Meskipun kita memiliki tubuh yang sehat, tetapi jika kita tetap
berkata-kata yang negatif bahwa kita tidak mampu, tidak
berharga untuk menerima berkat Tuhan dan bahkan mengutuk
diri kita bahwa kita layak mendapatkan hukuman karena masa
lalu kita, akhirnya kita akan memiliki harga diri yang rendah dan
tidak dapat berjalan sesuai dengan gambar yang Tuhan miliki
tentang kita. Apa yang kita isi ke dalam roh dan pikiran kita
sangatlah penting karena itu menentukan apa yang keluar dari
mulut kita. Jika kita mengisi roh dan pikiran kita dengan pikiran
negatif, kita akan mengucapkan hal-hal negatif. Kita harus
mengucapkan kata-kata berkat kepada diri kita dan kita akan
memakan buah dari kata-kata kita. Ketika kita mengucapkan
kata-kata positif setiap hari, maka kita akan segera melihat
gambar diri kita berubah menjadi lebih baik. Kita akan merasa
lebih baik, lebih percaya diri, lebih ramah, dan menarik banyak
orang yang berpikiran positif kepada kita. Kita juga harus
mendengarnya berulang kali.

Cara Berpikir Positif di Tempat Kerja

Tak hanya berpikir dan bersikap posirif terhadap perilaku


seseorang, anda juga harus berlaku hal yang sama terhadap
situasi yang buruk atau negatif jika kondisi tersebut menyerang
anda, siapkan rencana lain untuk menghindari pikiran negatif.
Misalnya kondisi perusahaan tempat anda bekerja terkena resesi
dan hampir bangkrut. Anda bisa langsung bertindak cepat dengan
mencoba bekerja paruh waktu di sebuah perusahaan kosmetik.
Meski ada rekan kerja yang mengejek anda, jangan pedulikan.
Anda melakukan hal tersebut untuk mencegah rasa putus asa
dan perasaan negatif yang mungkin timbul dengan keadaan
perusahaan tempat anda bekerja yang semakin memburuk.
Dengan memiliki rencana lain, anda akan merasa memiliki
pilihan. Jika anda perhatikan, orang-orang yang berpikir negatif
adalah mereka yang merasa tidak punya pilihan dan tidak tahu
mau kemana. Mereka merasa terhenti di situ. Jadi, setiap ada
kondisi buruk menimpa anda, segeralah cari pengalaman baru
yang bisa menimbulkan pikiran dan perasaan positif.
Tak ada yang salah dengan orang yang mencintai pekerjaannya.
Mencintai pekerjaan justru akan membuat kerja anda
menghasilkan sesuatu yang luar biasa. Namun jangan sampai
pekerjaan merenggut semua sisi kehidupan anda. Berikan waktu
dengan kegiatan lain seperti melakukan hobby, berkumpul
dengan keluarga atau teman-teman, atau kegiatan lain di luar
pekerjaan.

Penelitian sudah membuktikan bahwa seseorang yang memiliki


kehidupan yang seimbang antara karier dan keluarga atau hobby,
akan lebih memiliki pikiran yang positif karena saat satu sisi
kehidupan mereka tidak berjalan dengan baik, ia bisa
menemukan keseimbangan lainnya, rasa percaya diri, harga diri,
dan kesenangan dari sisi kehidupannya yang lain.
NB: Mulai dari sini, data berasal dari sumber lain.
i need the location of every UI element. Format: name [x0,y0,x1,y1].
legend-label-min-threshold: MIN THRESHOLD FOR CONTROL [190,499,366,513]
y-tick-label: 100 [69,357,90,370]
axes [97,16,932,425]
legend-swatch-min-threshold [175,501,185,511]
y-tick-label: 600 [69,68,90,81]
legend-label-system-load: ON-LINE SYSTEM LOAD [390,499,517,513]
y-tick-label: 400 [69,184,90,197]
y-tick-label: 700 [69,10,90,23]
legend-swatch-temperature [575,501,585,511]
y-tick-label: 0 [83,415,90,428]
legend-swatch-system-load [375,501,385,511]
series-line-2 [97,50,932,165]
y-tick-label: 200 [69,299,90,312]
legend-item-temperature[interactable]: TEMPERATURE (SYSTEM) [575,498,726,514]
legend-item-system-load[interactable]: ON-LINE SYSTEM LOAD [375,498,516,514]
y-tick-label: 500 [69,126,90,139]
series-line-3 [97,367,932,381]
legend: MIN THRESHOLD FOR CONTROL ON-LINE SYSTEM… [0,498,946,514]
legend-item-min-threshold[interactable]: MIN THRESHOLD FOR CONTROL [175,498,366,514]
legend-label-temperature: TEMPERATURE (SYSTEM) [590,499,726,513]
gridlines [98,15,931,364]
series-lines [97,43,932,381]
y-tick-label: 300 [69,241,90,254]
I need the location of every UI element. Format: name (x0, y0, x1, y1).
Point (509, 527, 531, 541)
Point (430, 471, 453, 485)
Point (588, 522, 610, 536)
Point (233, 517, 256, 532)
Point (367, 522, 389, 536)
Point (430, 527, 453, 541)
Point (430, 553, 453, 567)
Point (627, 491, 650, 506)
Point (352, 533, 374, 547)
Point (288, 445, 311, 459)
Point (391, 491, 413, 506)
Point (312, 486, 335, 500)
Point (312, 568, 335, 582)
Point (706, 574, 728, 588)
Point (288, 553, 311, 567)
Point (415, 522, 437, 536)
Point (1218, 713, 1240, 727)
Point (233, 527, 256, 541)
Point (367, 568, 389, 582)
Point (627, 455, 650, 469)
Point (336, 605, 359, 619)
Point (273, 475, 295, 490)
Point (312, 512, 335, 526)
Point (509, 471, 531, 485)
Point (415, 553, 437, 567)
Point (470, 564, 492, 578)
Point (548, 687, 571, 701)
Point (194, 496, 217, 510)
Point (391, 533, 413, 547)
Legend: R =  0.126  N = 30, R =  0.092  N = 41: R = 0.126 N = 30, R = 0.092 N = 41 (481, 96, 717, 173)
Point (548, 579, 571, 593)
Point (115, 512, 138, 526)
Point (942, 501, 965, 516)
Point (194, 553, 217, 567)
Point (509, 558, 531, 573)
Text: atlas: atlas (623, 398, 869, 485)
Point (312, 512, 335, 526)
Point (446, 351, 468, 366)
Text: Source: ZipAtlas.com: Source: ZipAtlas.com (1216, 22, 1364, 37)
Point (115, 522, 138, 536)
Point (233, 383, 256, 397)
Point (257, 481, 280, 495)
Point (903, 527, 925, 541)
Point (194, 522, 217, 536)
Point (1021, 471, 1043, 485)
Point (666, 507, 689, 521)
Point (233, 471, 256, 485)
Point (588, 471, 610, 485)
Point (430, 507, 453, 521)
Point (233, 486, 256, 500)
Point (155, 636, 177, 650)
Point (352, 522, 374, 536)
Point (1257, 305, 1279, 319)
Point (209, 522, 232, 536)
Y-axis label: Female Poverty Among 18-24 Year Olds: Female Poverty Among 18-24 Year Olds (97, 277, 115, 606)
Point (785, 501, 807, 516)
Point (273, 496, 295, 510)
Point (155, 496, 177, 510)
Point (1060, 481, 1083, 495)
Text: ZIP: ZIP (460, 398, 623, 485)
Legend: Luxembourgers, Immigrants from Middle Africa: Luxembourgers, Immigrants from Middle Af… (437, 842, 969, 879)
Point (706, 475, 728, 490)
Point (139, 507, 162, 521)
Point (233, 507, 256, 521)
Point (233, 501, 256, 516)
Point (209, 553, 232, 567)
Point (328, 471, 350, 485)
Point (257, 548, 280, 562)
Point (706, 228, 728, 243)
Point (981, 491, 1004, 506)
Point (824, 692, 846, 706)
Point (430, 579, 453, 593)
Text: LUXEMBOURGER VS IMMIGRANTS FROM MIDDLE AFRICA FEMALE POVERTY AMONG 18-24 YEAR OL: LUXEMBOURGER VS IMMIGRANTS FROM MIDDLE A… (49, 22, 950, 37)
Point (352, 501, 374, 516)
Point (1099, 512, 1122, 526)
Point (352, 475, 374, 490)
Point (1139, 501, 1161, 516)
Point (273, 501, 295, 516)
Jangan biarkan urusan pekerjaan menguasai hidup kita. Akan


sangat menyedihkan jika di setiap saat dan setiap waktu, pikiran
kita selalu tertuju pada pekerjaan. Jadi, setiap ada hal negatif di
tempat kerja atau dimana pun, timbulkan perasaan positif
tersebut agar anda tidak menjadi orang yang mudah putus asa.